Some observations over the last month regarding bathrooms:

Many are labeled as toilets, or “WC.”  Officially, it is bagno in Italian, but we haven’t really seen this.

Bathrooms are not free.  You must be a paying customer of a restaurant or bar or cafe, or museum or paid attraction to qualify.  Public toilets cost money — typically .50 euros, and as high as 1 euro in Cinque Terre.  Oftentimes the public toilets are manned by a Bathroom Overlord.  He or she will keep the restrooms clean, point you to the stall that is available and enforce the law of payment.  If there is no person to take your money, then you will find a machine that you put your money into and in return you shall receive a token.  This token will allow you through the turnstile to access the toilet.

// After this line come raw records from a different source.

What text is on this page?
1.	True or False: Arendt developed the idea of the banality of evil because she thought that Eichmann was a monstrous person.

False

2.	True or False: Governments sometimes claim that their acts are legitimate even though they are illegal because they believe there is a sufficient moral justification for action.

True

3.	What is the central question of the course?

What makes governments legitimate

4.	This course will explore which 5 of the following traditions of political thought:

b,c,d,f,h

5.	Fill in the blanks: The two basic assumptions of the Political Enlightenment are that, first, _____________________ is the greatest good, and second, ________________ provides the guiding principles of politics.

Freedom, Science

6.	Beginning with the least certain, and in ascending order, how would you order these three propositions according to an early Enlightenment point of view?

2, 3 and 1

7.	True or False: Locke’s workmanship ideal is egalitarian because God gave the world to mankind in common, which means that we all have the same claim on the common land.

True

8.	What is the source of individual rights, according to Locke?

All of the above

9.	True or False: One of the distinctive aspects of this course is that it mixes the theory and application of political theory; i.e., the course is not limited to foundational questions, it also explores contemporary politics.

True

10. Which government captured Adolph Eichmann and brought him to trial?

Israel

Line up for the public WC in San Gimignano. Two bathroom stalls. One person leaves, one person can enter the turnstile. Cost: .50 euro, which we paid for.

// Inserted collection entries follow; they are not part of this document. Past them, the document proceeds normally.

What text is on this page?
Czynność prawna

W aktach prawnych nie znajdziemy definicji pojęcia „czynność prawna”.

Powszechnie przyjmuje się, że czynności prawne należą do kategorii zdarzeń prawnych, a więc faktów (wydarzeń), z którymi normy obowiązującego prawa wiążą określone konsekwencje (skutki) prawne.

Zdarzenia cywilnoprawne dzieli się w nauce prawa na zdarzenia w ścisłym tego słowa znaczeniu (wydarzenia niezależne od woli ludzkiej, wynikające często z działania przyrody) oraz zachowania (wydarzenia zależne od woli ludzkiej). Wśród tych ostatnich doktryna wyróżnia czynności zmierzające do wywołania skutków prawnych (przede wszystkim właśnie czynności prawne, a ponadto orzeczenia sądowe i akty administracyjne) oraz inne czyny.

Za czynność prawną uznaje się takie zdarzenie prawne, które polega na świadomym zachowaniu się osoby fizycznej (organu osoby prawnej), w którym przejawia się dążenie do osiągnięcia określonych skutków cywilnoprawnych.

The fake free toilet:  this happens when you think you’ve scored a free public toilet, only to find that you must have an access code to open it.

Toilet seats are not guaranteed.  Actually, it is about 50/50.  Half the time there will be a toilet seat, the other time there will just be the rim of the toilet base.  We have been fortunate that in all of our hotel stays, there has always been a toilet set.  However, this evening Lisa was horrified to find out that our seat was not bolted down to the rim, and she found out the hard way as it basically fell down and to the side when she tried to sit on it.  Hotel maintenance eventually came to the room to affix the seat.  What is curious though is the fact that the housekeeper actually put one of those paper strips across the seat lid that has “Sanitized” printed on it.  Apparently she did not realize that the seat wobbled and was just sitting there without any bolts or anything.  Then how did she put that paper around it?

Some public toilets don’t even have proper toilets — it’s just a hole in the ground with an outline of where to position your feet.  This is for both men and women.  And this is to complete bathroom process #1 and #2.

Bidets are very common in hotel rooms, but not in public toilet facilities.

For many public bathrooms in a restaurant or museum, there are unisex washrooms.  In other words, you enter through one door that features two or three sinks.  And beyond these will be a door marked for men and one for women, which will lead to the respective gender toilets.

I am too cheap to pay for a public bathroom.  I am just so conditioned as an American to expect free bathrooms for public use.  But yes, I know that I am not in America and it is just something that has been an adjustment.  And that adjustment is this:  whenever I have a “free toilet,” I am going to use it.  I paid $4 for this Coke?  Well for sure I am going to seek out your restroom and use it!

Two points about toilet paper.  #1 – they mostly come in rolls, though there were a few places that the paper dispenser is pre-cut so you only get two sheets at a time.  #2 – you really aren’t supposed to throw toilet tissue in the toilet to flush, as many public waste water facilities can’t really process all of that paper garbage.  That is why there is a waste basket next to the toilet — it is for your paper waste.  This is especially true if there is a bidet — after all, it is there to help wash out your anus so there really shouldn’t be a need for toilet paper!  So, bottom line, throw out your used toilet paper into the available waste basket and do not flush it down the toilet!

Ready, aim, fire! Nice view from the window!